Te souviens-tu de l'Alhambra ? Viens je vais t'y conduire.
Après avoir passé quelques instants à regarder
la mer et au loin les Babors dont les sommets sont déjà
couverts de neige, traversons la Place de Gueydon pour aller au ciné.
C'est jeudi, il n 'y a pas classe, cest aussi le jour ou les gamins
vont chez le coiffeur, pour ma part chez Monsieur PALEIRAC, rue Trézel
Basse.
Devant l'entrée, sous les arcades de la Banque de l'Algérie,
le marchand de pois chiches est là avec son bidon, le verre doseur,
et les cornets déjà préparés, découpés
dans « La Dépêche de Constantine ou l'Echo d'Alger
» selon les tendances politiques. Une odeur de cumin nous prend
les narines. A l'entracte, nous viendrons lui en acheter un cornet.
Une parenthèse, à cette époque nous ne pensions
pas aux produits nocifs contenus dans les encres d'imprimerie. Après
quelques marches, Pierrot CARAVANO (alias TCHOUKCHOUKA) nous attend
assis derrière son comptoir. Un contrôleur est placé
à l'entrée des balcons, un autre vers les marches desservant
les réservées et les premières. Certains essayeront
de déjouer la vigilance du cerbère, mais il sera vite
repris. Si mes souvenirs sont encore bons, les prix étaient de
150 francs pour les balcons de face et de côté, 135 francs
pour les réservées, et 70 francs pour les premières.
Je vous parle du cinéma avant sa rénovation !
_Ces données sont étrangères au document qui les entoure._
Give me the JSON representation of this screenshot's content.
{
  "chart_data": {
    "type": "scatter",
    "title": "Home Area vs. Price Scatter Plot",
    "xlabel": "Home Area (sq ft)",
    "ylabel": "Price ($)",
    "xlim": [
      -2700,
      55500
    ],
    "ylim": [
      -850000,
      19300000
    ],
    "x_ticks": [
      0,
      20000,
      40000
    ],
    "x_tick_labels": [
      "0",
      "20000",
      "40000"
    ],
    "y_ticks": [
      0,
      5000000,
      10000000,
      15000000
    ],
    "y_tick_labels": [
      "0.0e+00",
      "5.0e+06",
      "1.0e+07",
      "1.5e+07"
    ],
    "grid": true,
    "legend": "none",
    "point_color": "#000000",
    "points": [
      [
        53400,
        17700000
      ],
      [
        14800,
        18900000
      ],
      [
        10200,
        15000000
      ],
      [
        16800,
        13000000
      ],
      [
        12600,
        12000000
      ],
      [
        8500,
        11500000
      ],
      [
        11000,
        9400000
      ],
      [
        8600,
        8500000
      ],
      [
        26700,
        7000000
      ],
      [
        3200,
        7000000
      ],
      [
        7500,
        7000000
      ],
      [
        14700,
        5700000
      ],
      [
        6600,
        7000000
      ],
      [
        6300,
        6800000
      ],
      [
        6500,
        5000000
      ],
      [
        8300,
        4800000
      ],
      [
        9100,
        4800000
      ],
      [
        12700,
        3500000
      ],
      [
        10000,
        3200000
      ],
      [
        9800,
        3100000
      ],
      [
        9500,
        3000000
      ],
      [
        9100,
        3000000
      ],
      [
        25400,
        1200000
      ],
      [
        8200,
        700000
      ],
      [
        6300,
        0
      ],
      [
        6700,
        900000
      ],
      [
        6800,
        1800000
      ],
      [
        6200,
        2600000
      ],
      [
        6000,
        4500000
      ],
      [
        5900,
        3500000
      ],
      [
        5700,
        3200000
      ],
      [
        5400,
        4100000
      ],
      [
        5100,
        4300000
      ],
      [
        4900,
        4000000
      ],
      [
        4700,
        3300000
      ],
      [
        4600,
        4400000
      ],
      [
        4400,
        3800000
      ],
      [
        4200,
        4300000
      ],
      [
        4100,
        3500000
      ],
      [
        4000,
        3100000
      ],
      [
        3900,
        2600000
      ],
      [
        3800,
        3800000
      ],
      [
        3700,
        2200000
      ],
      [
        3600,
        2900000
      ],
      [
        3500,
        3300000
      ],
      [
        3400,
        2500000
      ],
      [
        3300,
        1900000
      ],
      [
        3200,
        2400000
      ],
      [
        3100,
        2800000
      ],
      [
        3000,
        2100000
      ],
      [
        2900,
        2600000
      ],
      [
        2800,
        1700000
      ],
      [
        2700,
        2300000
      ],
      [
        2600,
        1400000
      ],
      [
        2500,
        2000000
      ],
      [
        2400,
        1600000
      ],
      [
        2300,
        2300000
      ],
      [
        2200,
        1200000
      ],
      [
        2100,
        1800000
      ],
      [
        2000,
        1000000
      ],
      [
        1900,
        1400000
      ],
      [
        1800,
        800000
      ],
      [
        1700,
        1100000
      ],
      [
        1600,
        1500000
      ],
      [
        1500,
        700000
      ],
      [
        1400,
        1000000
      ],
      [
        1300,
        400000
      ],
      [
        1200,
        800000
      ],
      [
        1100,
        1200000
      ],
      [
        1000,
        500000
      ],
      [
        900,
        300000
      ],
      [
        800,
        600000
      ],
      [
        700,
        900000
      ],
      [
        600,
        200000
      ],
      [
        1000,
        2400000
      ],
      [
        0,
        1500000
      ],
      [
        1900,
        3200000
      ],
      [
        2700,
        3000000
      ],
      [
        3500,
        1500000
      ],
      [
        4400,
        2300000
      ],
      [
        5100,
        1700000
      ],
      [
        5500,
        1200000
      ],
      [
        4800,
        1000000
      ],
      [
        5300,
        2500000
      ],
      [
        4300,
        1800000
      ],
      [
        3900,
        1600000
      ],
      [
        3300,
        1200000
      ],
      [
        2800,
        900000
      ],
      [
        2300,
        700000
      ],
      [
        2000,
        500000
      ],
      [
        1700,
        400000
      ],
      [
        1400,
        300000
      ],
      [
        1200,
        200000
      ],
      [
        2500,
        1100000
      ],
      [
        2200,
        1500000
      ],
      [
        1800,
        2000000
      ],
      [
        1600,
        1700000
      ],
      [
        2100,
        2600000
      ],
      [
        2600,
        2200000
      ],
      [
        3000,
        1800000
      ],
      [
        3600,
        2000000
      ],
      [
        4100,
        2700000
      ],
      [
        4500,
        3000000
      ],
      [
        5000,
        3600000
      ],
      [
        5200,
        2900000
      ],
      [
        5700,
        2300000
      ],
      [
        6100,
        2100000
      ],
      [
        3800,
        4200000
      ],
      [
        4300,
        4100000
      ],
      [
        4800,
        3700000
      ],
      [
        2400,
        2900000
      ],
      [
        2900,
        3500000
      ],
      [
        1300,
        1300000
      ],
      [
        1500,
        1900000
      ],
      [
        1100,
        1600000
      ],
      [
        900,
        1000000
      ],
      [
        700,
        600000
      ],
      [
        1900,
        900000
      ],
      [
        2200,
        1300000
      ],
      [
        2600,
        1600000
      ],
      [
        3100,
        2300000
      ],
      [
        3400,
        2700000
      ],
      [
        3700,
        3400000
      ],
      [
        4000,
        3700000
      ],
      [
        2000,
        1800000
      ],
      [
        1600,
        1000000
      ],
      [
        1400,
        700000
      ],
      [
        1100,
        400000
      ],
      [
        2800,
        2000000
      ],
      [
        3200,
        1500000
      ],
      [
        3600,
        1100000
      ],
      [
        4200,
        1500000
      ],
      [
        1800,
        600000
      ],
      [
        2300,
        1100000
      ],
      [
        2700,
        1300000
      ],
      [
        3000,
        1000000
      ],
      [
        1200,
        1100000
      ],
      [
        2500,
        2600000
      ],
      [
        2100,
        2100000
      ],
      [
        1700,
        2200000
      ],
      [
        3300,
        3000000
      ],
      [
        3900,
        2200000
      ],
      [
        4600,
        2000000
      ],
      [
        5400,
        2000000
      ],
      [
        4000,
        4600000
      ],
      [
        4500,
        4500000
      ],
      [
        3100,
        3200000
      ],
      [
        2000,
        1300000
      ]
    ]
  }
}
Donc, ce jeudi un épisode de la série du « Dernier
des Fédérés » le western de l'époque.
Avant la projection du film, bien sûr un dessin animé,
suivi des Actualités Françaises, le projectionniste de
la cabine Monsieur SERRANO. Le "Dernier des Fédérés"
un vengeur masqué et Tanto l'indien, tout cela sur l'ouverture
de « Guillaume Tell » quand le héros arrive pour
libérer l'otage des indiens, et un cri dont je ne peux vous donner
le son, que toute la salle reprendra en cur.
Il y avait aussi certains films « osés » dans lesquels
on pouvait entrevoir des choses qui aujourd'hui passent à la
télé dans les émissions enfantines et les baisers
du bel hidalgo serrant la princesse dans ses bras. Alors les sifflets
fusaient dans la salle, tenant en haleine les spectateurs.
Pendant la séance, certains vont essayer de fumer en cachant
leur « Camélia Sport » mais le pompier de service
d'un rai de lampe électrique lui fera rapidement éteindre
sa cigarette. Dans le fond, des amoureux se tiennent par la main, lui,
essaye de voler un baiser de sa douce qui d'abord le repoussera puis,
dans le noir lui tendra ses lèvres en rêvant au héros
du film. Et cest la fin, il est 17 heures 30, nous sommes au mois
de novembre, la nuit commence à tomber et une légère
pluie fait briller la rue sous les phares des voitures. Notre marchand
de pois chiches, lui aussi rentre avec son seau vide. Il reviendra les
jours suivants. Hier, ciné de notre jeunesse, avec certains points
communs avec le « Cinéma Paradisio ». J 'espère
qu'il ne finira pas comme celui d'Eddy Mitchell, perdant ainsi les
empreintes laissées par les acteurs que nous étions.